Un article de première page du New York Times de lundi qui relatait un débat au sein du gouvernement américain quant à la possibilité d'assassiner un autre citoyen américain met en relief un fait essentiel: les États-Unis sont dirigés par des criminels.

L'article du Times a révélé le nom d'un citoyen américain placé sur la fameuse «Kill List», cette liste de personnes à assassiner par attaque de drone. En raison d'un certain nombre de facteurs, la vie de Mohanad Mahmoud Al Farekh, citoyen américain né au Texas, a été épargnée. Capturé lors d'un raid au Pakistan l'année dernière, il a été emmené aux États-Unis pour subir un procès à Brooklyn (New York).

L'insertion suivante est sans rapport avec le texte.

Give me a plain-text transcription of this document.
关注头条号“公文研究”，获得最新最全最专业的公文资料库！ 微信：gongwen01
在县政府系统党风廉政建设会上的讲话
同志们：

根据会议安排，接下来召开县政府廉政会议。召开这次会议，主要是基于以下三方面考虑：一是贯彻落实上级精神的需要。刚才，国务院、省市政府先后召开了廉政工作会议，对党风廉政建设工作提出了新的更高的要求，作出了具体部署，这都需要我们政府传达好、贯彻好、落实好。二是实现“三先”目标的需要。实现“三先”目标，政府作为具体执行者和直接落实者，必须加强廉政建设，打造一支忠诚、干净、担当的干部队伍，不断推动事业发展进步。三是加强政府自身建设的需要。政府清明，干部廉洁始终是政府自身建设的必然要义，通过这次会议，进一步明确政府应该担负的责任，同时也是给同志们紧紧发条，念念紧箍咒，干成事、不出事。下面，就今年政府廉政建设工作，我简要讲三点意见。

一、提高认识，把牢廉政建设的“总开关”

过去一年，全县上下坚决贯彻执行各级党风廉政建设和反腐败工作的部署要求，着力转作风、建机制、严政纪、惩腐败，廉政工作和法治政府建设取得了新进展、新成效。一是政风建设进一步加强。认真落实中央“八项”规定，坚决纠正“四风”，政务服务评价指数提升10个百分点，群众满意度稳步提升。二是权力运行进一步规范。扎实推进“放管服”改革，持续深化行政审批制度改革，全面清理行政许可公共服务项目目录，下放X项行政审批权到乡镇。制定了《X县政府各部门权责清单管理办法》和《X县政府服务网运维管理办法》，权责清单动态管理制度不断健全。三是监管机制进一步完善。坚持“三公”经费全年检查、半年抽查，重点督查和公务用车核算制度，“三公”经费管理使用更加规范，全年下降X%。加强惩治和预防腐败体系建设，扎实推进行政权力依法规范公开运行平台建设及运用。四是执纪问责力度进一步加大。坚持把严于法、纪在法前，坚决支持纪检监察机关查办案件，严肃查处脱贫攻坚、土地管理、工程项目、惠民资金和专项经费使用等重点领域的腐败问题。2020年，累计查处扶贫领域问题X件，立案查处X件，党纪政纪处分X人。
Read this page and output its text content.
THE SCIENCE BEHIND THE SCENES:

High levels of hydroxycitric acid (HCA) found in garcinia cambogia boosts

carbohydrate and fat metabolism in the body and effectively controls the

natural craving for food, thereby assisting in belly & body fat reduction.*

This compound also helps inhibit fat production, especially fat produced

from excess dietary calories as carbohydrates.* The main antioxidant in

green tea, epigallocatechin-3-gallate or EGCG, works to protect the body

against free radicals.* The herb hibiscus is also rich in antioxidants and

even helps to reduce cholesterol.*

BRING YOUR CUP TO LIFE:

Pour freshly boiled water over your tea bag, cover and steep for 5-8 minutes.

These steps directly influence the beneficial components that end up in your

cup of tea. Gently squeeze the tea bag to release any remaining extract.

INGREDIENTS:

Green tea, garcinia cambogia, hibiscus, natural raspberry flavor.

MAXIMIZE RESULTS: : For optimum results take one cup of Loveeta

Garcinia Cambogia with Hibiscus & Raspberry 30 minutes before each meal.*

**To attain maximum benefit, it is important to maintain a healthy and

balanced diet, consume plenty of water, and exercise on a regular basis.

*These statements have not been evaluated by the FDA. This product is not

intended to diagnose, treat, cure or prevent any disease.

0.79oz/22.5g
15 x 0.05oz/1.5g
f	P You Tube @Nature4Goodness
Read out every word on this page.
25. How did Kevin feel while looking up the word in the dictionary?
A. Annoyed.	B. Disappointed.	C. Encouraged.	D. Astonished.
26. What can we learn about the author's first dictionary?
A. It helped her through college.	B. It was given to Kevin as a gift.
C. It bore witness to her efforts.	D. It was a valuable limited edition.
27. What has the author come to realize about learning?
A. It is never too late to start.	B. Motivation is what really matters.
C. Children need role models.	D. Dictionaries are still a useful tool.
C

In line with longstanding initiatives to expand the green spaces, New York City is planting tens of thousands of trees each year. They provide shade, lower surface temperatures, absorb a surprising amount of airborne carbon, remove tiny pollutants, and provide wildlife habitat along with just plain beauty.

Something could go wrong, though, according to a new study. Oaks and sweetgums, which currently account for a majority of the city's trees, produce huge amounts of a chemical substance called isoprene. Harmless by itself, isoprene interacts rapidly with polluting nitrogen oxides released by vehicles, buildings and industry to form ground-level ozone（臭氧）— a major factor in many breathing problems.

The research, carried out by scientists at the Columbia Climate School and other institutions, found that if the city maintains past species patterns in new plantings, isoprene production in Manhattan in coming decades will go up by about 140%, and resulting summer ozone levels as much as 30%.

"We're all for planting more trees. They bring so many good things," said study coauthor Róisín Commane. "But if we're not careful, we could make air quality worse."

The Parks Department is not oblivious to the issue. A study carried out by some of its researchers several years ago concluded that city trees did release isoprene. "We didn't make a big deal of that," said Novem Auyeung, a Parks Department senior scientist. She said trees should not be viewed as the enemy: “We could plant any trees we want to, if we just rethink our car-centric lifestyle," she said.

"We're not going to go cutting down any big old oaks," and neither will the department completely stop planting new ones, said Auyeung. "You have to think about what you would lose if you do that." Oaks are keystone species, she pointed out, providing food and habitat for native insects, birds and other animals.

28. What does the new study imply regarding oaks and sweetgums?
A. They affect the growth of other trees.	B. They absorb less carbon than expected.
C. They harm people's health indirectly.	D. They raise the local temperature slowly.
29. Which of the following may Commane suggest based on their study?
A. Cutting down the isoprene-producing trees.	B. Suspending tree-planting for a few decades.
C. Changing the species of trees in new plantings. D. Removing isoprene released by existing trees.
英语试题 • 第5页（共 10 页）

Il est de notoriété publique que depuis 2010 l'administration Obama a décidé d'inscrire au moins un citoyen américain sur sa «Kill List», pour être assassiné par drone. Il s'agissait d'Anwar al-Awlaki, assassiné au Yémen le 30 septembre 2011 quelques mois plus tard. Ce meurtre était un acte prémédité et inconstitutionnel, mettant fin à la vie d'une personne non inculpée, et encore moins condamnée pour quelque crime que ce soit.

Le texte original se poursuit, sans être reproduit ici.